A ministra da Saúde defendeu hoje a introdução da educação sexual nas escolas como uma forma de sensibilizar as crianças e os jovens para a prevenção do VIH para reduzir o crescimento de novos casos.
"A sexualidade é algo que faz parte da vida humana e deve ser falada nas escolas, com os professores, e em casa com os pais", disse hoje Ana Jorge, à margem da inauguração do Centro de Apoio Domiciliário e Aconselhamento Psicossocial da Abraço no Porto.
Ana Jorge considerou prioritário reforçar a prevenção primária da infecção VIH, realçando que "no dia em que deixe de ser tabu falar da sida, as pessoas ficam mais atentas e aderem mais ao processo de prevenção primária".
Em declarações aos jornalistas, a ministra da Saúde lamentou que "falar da sida continue a ser um tabu", referindo os protocolos que existem com o ministério da Educação para "envolver os professores e os alunos a vários níveis de ensino, chamando a atenção para a prevenção primária".
"Temos que intensificar esse trabalho de acções concertadas para sensibilizar as crianças e os jovens", acrescentou.
Para Ana Jorge, "Portugal tem vindo a ter uma grande evolução do problema, mas ainda há muito trabalho a fazer", considerando que a redução da taxa de mortalidade levou à desvalorização dos riscos.
"Hoje, morre-se menos mas não se pode descuidar a prevenção primária. O facto de a sida ser uma doença crónica levou a que muitas pessoas com comportamentos de risco a desvalorizem e não se protejam", defendeu.

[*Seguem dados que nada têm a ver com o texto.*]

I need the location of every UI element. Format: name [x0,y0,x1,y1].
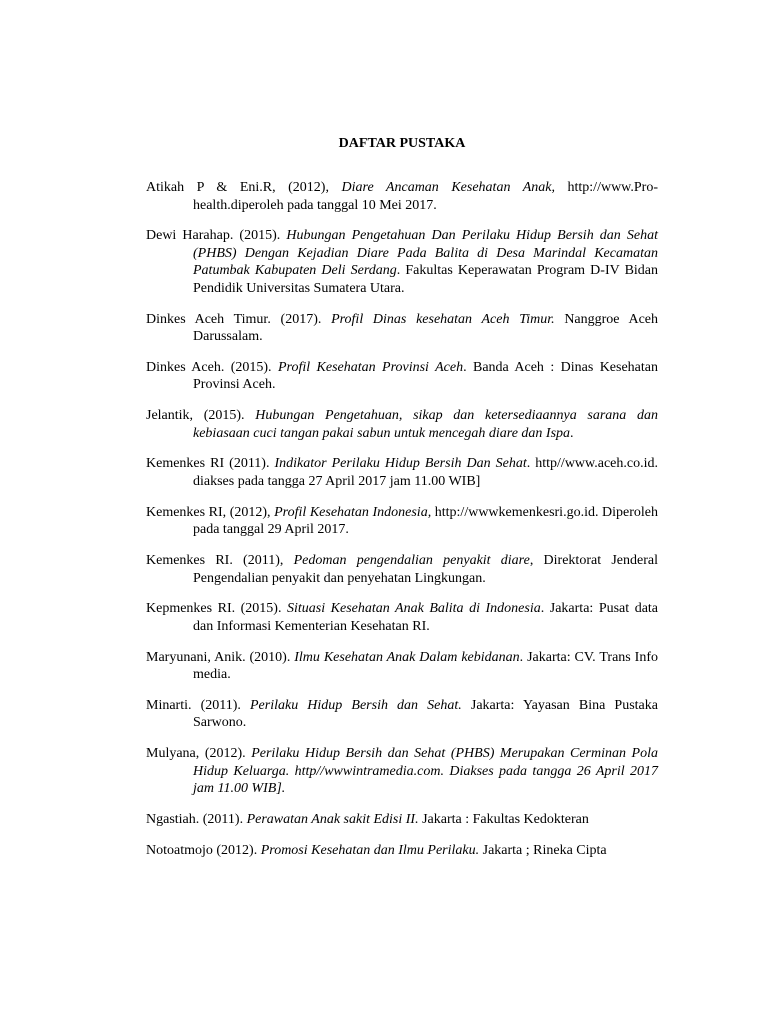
reference-entry [146,407,658,442]
page-title: DAFTAR PUSTAKA [338,136,466,151]
reference-source: Jakarta : Fakultas Kedokteran [418,812,589,828]
reference-entry [146,311,658,346]
reference-title: Profil Dinas kesehatan Aceh Timur. [331,311,555,327]
reference-source: Nanggroe Aceh Darussalam. [193,311,658,345]
reference-title: Perawatan Anak sakit Edisi II. [246,812,419,828]
reference-author: Dinkes Aceh. (2015). [146,359,278,375]
reference-title: Profil Kesehatan Indonesia, [274,504,432,520]
reference-author: Kemenkes RI (2011). [146,456,275,472]
reference-source: . Jakarta: CV. Trans Info media. [193,649,658,683]
reference-source: . [570,425,574,441]
reference-author: Jelantik, (2015). [146,408,256,424]
reference-title: Hubungan Pengetahuan Dan Perilaku Hidup Bersih dan Sehat (PHBS) Dengan Kejadian Diare Pada Balita di Desa Marindal Kecamatan Patumbak Kabupaten Deli Serdang [193,228,659,279]
reference-source: http://www.Pro-health.diperoleh pada tanggal 10 Mei 2017. [193,180,658,213]
reference-title: Pedoman pengendalian penyakit diare [293,553,530,569]
reference-entry [146,811,658,829]
reference-author: Maryunani, Anik. (2010). [146,649,295,665]
reference-entry [146,227,658,297]
reference-author: Notoatmojo (2012). [146,842,261,858]
reference-author: Dinkes Aceh Timur. (2017). [146,311,332,327]
reference-author: Kepmenkes RI. (2015). [146,601,288,617]
reference-list [146,179,658,859]
reference-title: Hubungan Pengetahuan, sikap dan ketersediaannya sarana dan kebiasaan cuci tangan pakai sabun untuk mencegah diare dan Ispa [193,408,658,441]
reference-title: Situasi Kesehatan Anak Balita di Indonesia [287,601,541,617]
reference-author: Kemenkes RI, (2012), [146,504,275,520]
reference-source: . http//www.aceh.co.id. diakses pada tangga 27 April 2017 jam 11.00 WIB] [193,456,658,489]
reference-title: Perilaku Hidup Bersih dan Sehat. [250,697,462,713]
reference-source: . Fakultas Keperawatan Program D-IV Bidan Pendidik Universitas Sumatera Utara. [193,263,659,296]
reference-title: Promosi Kesehatan dan Ilmu Perilaku. [260,842,480,858]
reference-entry [146,552,658,587]
reference-entry [146,600,658,635]
reference-author: Dewi Harahap. (2015). [146,228,287,244]
reference-entry [146,649,658,684]
document-page [146,134,658,873]
reference-author: Kemenkes RI. (2011), [146,553,294,569]
reference-source: . Jakarta: Pusat data dan Informasi Kementerian Kesehatan RI. [193,601,659,634]
reference-source: . Banda Aceh : Dinas Kesehatan Provinsi Aceh. [193,359,658,393]
reference-entry [146,697,658,732]
reference-entry [146,359,658,394]
reference-title: Perilaku Hidup Bersih dan Sehat (PHBS) Merupakan Cerminan Pola Hidup Keluarga. http//wwwintramedia.com. Diakses pada tangga 26 April 2017 jam 11.00 WIB]. [193,746,658,797]
reference-author: Ngastiah. (2011). [146,812,247,828]
reference-author: Atikah P & Eni.R, (2012), [146,180,342,195]
reference-entry [146,842,658,860]
reference-title: Diare Ancaman Kesehatan Anak, [341,180,555,195]
reference-author: Mulyana, (2012). [146,746,252,762]
reference-title: Ilmu Kesehatan Anak Dalam kebidanan [294,649,520,665]
reference-entry [146,745,658,798]
reference-source: Jakarta: Yayasan Bina Pustaka Sarwono. [193,697,658,731]
reference-entry [146,504,658,539]
reference-author: Minarti. (2011). [146,697,250,713]
reference-source: Jakarta ; Rineka Cipta [479,842,607,858]
reference-entry [146,179,658,214]
reference-entry [146,455,658,490]
reference-title: Profil Kesehatan Provinsi Aceh [277,359,464,375]
reference-source: , Direktorat Jenderal Pengendalian penyakit dan penyehatan Lingkungan. [193,553,658,586]
reference-source: http://wwwkemenkesri.go.id. Diperoleh pada tanggal 29 April 2017. [193,504,659,538]
reference-title: Indikator Perilaku Hidup Bersih Dan Sehat [274,456,527,472]
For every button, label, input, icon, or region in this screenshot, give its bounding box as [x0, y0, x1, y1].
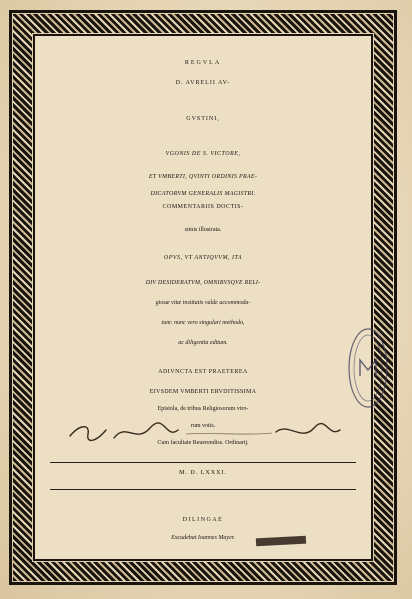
handwritten-signature — [66, 418, 346, 446]
epistola-line: Epistola, de tribus Religiosorum viro- — [157, 406, 249, 412]
rum-votis-line: rum votis. — [190, 423, 216, 429]
publication-date: M. D. LXXXI. — [179, 470, 227, 476]
giosae-line: giosæ vitæ institutis valde accommoda- — [155, 300, 251, 306]
rule-above-date — [50, 462, 356, 463]
ac-diligentia-line: ac diligentia editum. — [178, 340, 228, 346]
adiuncta-line: ADIVNCTA EST PRAETEREA — [158, 369, 248, 375]
tum-line: tum: nunc vero singulari methodo, — [161, 320, 245, 326]
rule-below-date — [50, 489, 356, 490]
subtitle-umberti: ET VMBERTI, QVINTI ORDINIS PRAE- — [148, 174, 258, 180]
cum-facultate-line: Cum facultate Reuerendiss. Ordinarij. — [157, 440, 249, 446]
subtitle-ugonis: VGONIS DE S. VICTORE, — [165, 151, 241, 157]
diu-line: DIV DESIDERATVM, OMNIBVSQVE RELI- — [145, 280, 261, 286]
title-line-regula: REGVLA — [184, 60, 222, 66]
imprint-printer: Excudebat Ioannes Mayer. — [171, 535, 235, 541]
eiusdem-line: EIVSDEM VMBERTI ERVDITISSIMA — [149, 389, 257, 395]
title-line-aurelii: D. AVRELII AV- — [175, 80, 231, 86]
library-stamp — [346, 326, 390, 410]
subtitle-dicatorum: DICATORVM GENERALIS MAGISTRI. — [150, 191, 256, 197]
imprint-place: DILINGAE — [182, 517, 224, 523]
text-panel — [33, 34, 373, 561]
title-line-gustini: GVSTINI, — [186, 116, 220, 122]
simis-line: simis illustrata. — [184, 227, 222, 233]
opus-line: OPVS, VT ANTIQVVM, ITA — [163, 255, 243, 261]
commentariis-line: COMMENTARIIS DOCTIS- — [162, 204, 244, 210]
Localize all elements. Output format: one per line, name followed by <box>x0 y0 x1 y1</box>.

Ana Jorge falava à margem da inauguração do Centro de Apoio Domiciliário e Aconselhamento Psicossocial da Abraço no Porto, um espaço com o objectivo de responder às necessidades dos utentes do Grande Porto.
Em declarações à Agência Lusa, a presidente da Abraço, Margarida Martins, afirmou que este novo centro (nas instalações do ex-centro de saúde de Aldoar), funcionará em paralelo com o Centro de Apoio de Gaia e com a Casa de Acolhimento do Porto.
As instalações, que foram cedidas pela Câmara do Porto, destinam-se a apoiar todos os seropositivos e suas famílias.
Neste centro, disse Margarida Martins, vai ser possível dar apoio de emergência social, distribuir alimentos, encaminhar doentes, entre outros serviços.